The United States and allies' national cyber response may soon be tested with the latest escalating conflict in the middle east. The U.S. conducted an airstrike that killed a revered Iranian general while in Iraq. This was in retaliation to a number of attacks against U.S. personnel and most recently the U.S. embassy in Iraq that was purported to be orchestrated by Iran and specifically General Qassem Soleimani who was killed in the airstrike. Soleimani, also spelled Suleimani, was the top military official for Iran and a very powerful figure in the region. Iran has vowed to retaliate.
Iran has significant resources, both traditional kinetic weapons as well as mature cyber warfare capabilities. Direct military attacks could draw both countries into an undesired war. Political condemnation is likely to be seen as insufficient by the Iranian leadership. The other play is to go down the route of cyberattacks.
Cyber attacks, attributed to Iran, have taken place in the past but most were denied by the government and overall not too severe. Many in the cybersecurity community, including myself, believe that for years Iran has been conducting digital reconnaissance and spoiling attacks to gain footholds in western critical infrastructure that could be used at a later date as beachheads for large-scale attacks.
This may now be the moment that Iran chooses to use their nation-state supported cyber warriors to directly target the United States government, economy, and critical infrastructure. Unlike the clandestineness and denials of the past, attacks would likely be openly attributed as retaliation by Teheran and intended to cause enough harm to show strength and be a deterrent for future acts.
Here are my predictions for how Iran will respond with cyberattacks against the United States. These are the six potential attacks that Iran might choose to pursue. Most likely one of the following will occur or be attempted, in the coming weeks.

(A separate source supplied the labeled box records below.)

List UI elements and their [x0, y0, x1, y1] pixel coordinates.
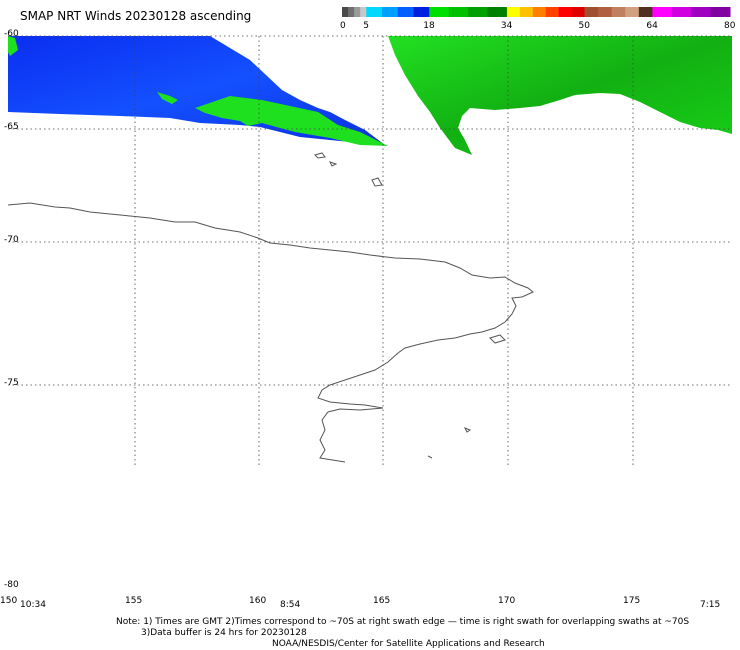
colorbar-swatch [558, 7, 573, 17]
colorbar-tick-label: 5 [363, 21, 369, 31]
lat-label: -80 [4, 580, 19, 590]
colorbar-swatch [652, 7, 673, 17]
lon-label: 165 [373, 596, 391, 606]
lat-label: -60 [4, 29, 19, 39]
swath-time-label: 8:54 [280, 600, 301, 610]
colorbar-swatch [487, 7, 508, 17]
colorbar-tick-label: 0 [340, 21, 346, 31]
colorbar-swatch [532, 7, 547, 17]
colorbar-swatch [571, 7, 585, 17]
lon-label: 155 [125, 596, 143, 606]
colorbar-tick-label: 34 [500, 21, 513, 31]
colorbar-swatch [584, 7, 599, 17]
colorbar-swatch [598, 7, 613, 17]
colorbar-swatch [710, 7, 731, 17]
colorbar-swatch [506, 7, 521, 17]
lat-label: -65 [4, 122, 19, 132]
wind-speed-colorbar [342, 7, 731, 17]
colorbar-swatch [671, 7, 692, 17]
wind-swath-green-left [195, 96, 388, 146]
lon-label: 175 [623, 596, 641, 606]
gridlines [8, 35, 732, 465]
colorbar-tick-label: 64 [646, 21, 658, 31]
coastline [7, 152, 534, 463]
note-line: Note: 1) Times are GMT 2)Times correspon… [116, 617, 690, 627]
colorbar-swatch [348, 7, 355, 17]
credit-line: NOAA/NESDIS/Center for Satellite Applica… [272, 639, 545, 649]
colorbar-swatch [354, 7, 361, 17]
wind-swath-green-right [388, 36, 732, 155]
lat-label: -75 [4, 378, 19, 388]
colorbar-swatch [382, 7, 399, 17]
map-title: SMAP NRT Winds 20230128 ascending [20, 9, 252, 23]
colorbar-swatch [611, 7, 626, 17]
colorbar-swatch [691, 7, 712, 17]
note-line: 3)Data buffer is 24 hrs for 20230128 [141, 628, 307, 638]
colorbar-swatch [468, 7, 488, 17]
colorbar-swatch [448, 7, 469, 17]
colorbar-swatch [429, 7, 450, 17]
colorbar-swatch [413, 7, 430, 17]
colorbar-swatch [360, 7, 367, 17]
colorbar-swatch [366, 7, 383, 17]
colorbar-tick-label: 18 [423, 21, 435, 31]
colorbar-swatch [638, 7, 653, 17]
wind-swath-green-edge [8, 36, 18, 56]
colorbar-tick-label: 50 [578, 21, 590, 31]
swath-time-label: 10:34 [20, 600, 46, 610]
lon-label: 160 [249, 596, 267, 606]
lat-label: -70 [4, 235, 19, 245]
lon-label: 150 [0, 596, 18, 606]
swath-time-label: 7:15 [700, 600, 721, 610]
colorbar-swatch [545, 7, 560, 17]
colorbar-swatch [342, 7, 349, 17]
colorbar-tick-label: 80 [724, 21, 736, 31]
colorbar-swatch [397, 7, 415, 17]
wind-swath-green-small [157, 92, 178, 104]
lon-label: 170 [498, 596, 516, 606]
colorbar-swatch [625, 7, 640, 17]
colorbar-swatch [519, 7, 534, 17]
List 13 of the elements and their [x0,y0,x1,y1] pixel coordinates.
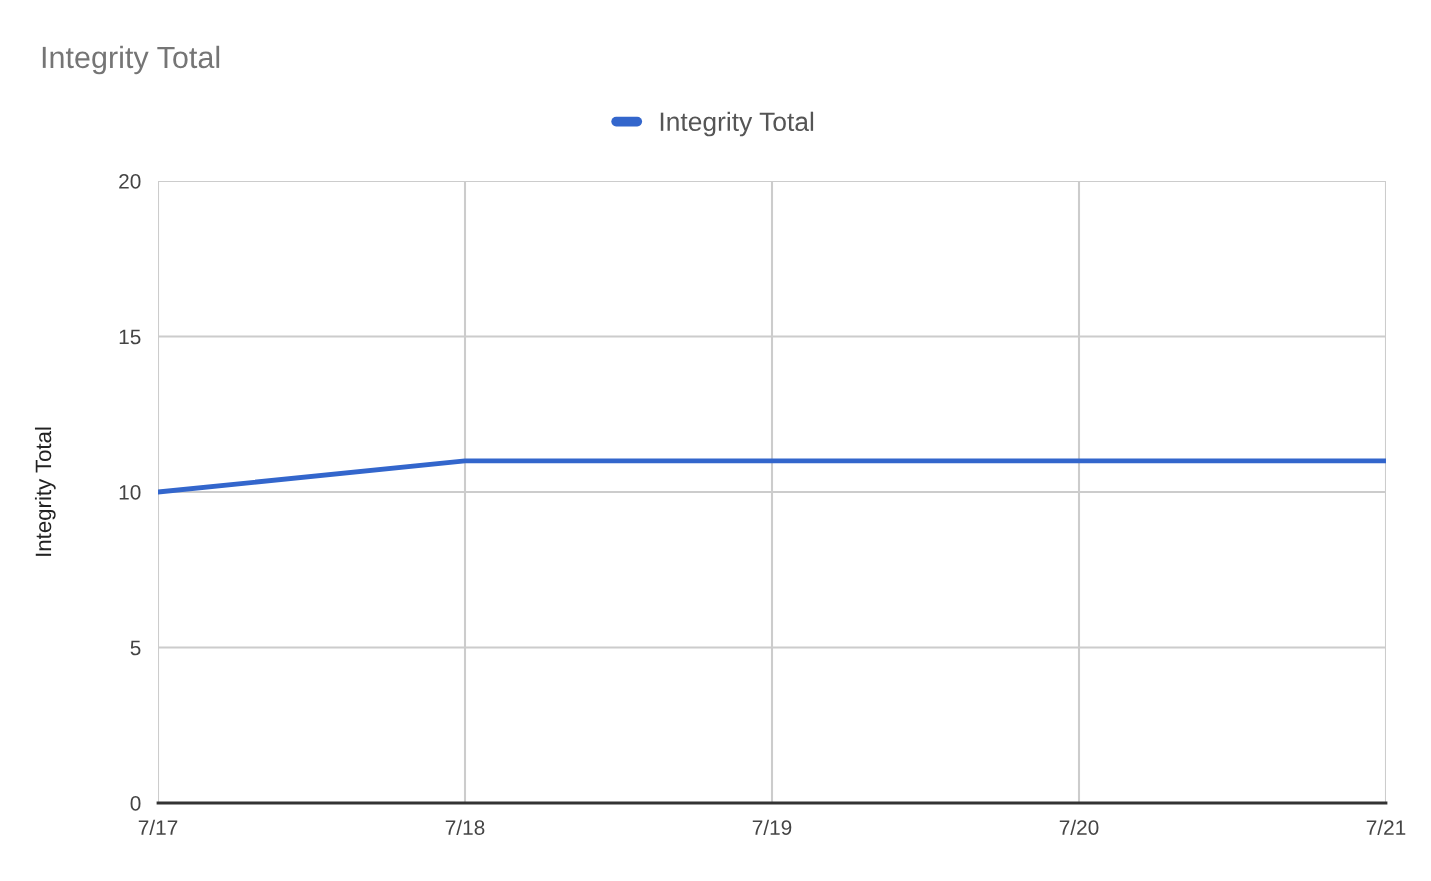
chart-title: Integrity Total [42,45,220,75]
x-tick-label: 7/18 [445,819,485,835]
x-tick-label: 7/17 [138,819,178,835]
y-tick-label: 15 [119,329,141,345]
x-tick-label: 7/21 [1366,819,1406,835]
x-tick-label: 7/20 [1059,819,1099,835]
y-tick-label: 0 [130,796,141,811]
legend-label: Integrity Total [660,111,814,137]
y-tick-label: 5 [130,640,141,656]
y-tick-label: 10 [119,485,141,500]
y-tick-label: 20 [119,174,141,189]
y-axis-title: Integrity Total [34,427,56,556]
x-tick-label: 7/19 [752,819,792,835]
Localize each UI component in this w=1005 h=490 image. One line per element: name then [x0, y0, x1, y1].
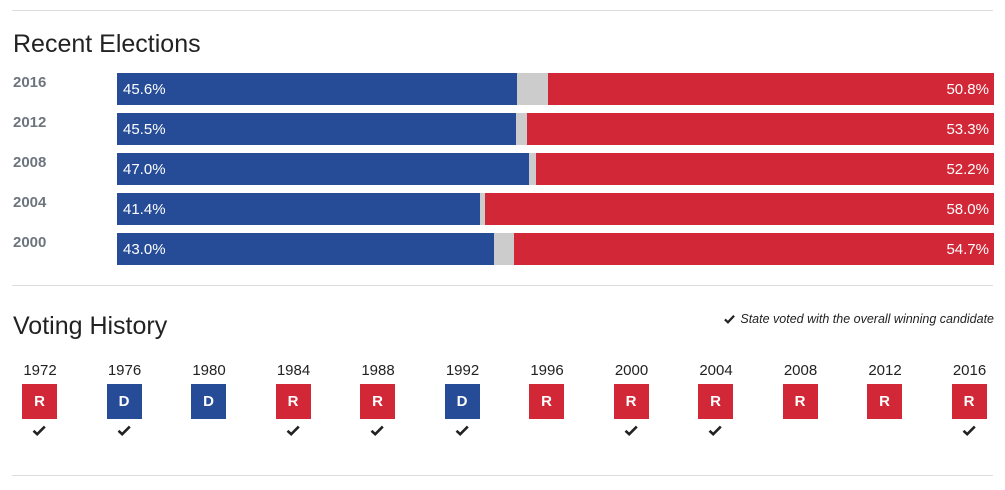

Top 6 Likely Cyber Attacks by Iran:
- Cyber attacks disrupting U.S. regional electrical power grids. The goal would be a shut-down for several hours to a few days, in a major urban center.
- Cyber attacks against North American telecommunications and Internet services, to disrupt the availability for several days across a modest region of the country.
- Damaging attacks to U.S. government servers, data, and digital services. Likely targets would be the Pentagon facilities and other Department of Defense (DoD) bases around the world. The objective would be to disrupt intelligence, logistics, communications, planning, and operations.
- Digital attacks against the U.S. Executive branch, including the White House or Embassies around the world. Also with a goal of disrupting communications, logistics, services, and operations.
- Cyber attacks against the financial sectors to temporarily impact the economy. Specific targets might include one or more of the U.S. exchanges, major banking services, and Federal Reserve. Perhaps taking down the stock markets, federal lending functions, disrupting inter-banking transfers, or interfering with financial services (ATMs, deposits, withdraws, bill-payments, etc.) in a limited way for a few days would send shockwaves throughout the public.
- Cyber attacks against U.S. oil production, refining, and distribution capabilities. This has a two-fold impact. It raises the price of global oil and it may force the U.S. to once again rely externally on other nations for petroleum, bringing relevance back to the Persian Gulf and the power that Iran has to control the Strait of Hormuz.
Most of these attacks would be designed to be temporary and given as a show-of-force as to what Iran can and is willing to do. They would want attacks to be public and potentially inconvenience U.S. citizens. There is a balance, however. Iran will want to convey strength and may also seek to convince Americans that the U.S. government cannot protect their nation's critical infrastructure so as to cause infighting among the voters. I believe Iran would not want to go so far as to cause serious harm to the citizen population as it may unify and embolden Americans and her allies to war. The U.S. has a tremendously formidable military and is willing to deploy it when the country is unified against an enemy. Not many countries want to poke that tiger.
In another scenario, the United States may not be the direct target. Instead, U.S. allies like Israel, Saudi Arabia, or pro-American leaders in Iraq, might be pursued.
Lastly, there is a chance that digital attacks might accompany kinetic strikes. Many U.S. allies are well within the range of Iranian missiles, military insurgents, and asymmetric warfare practices. This may include terrorist attacks and the kidnapping of Americans, diplomats or workers, from U.S. companies abroad. It worked as leverage against America during the Iran hostage crisis, where diplomats and citizens were held for 444 days in the besieged U.S. Embassy in Teheran (Nov 1979 – Jan 1981).
Predicting the Next Evolution of Cyberwar
I am concerned that the response to the recent regional conflicts, potentially by both sides, will include cyber-attacks. Any digital attacks by a nation-state inadvertently pushes forward the evolution of cyberwar and sets new standards for what is deemed plausible for future responses. It is an escalation that can impact people across the globe. The world of warfare is about to change again. It will not be limited by geography, distance, or brute military might like in the past. This time, it will include the emergence of the digital battlefield.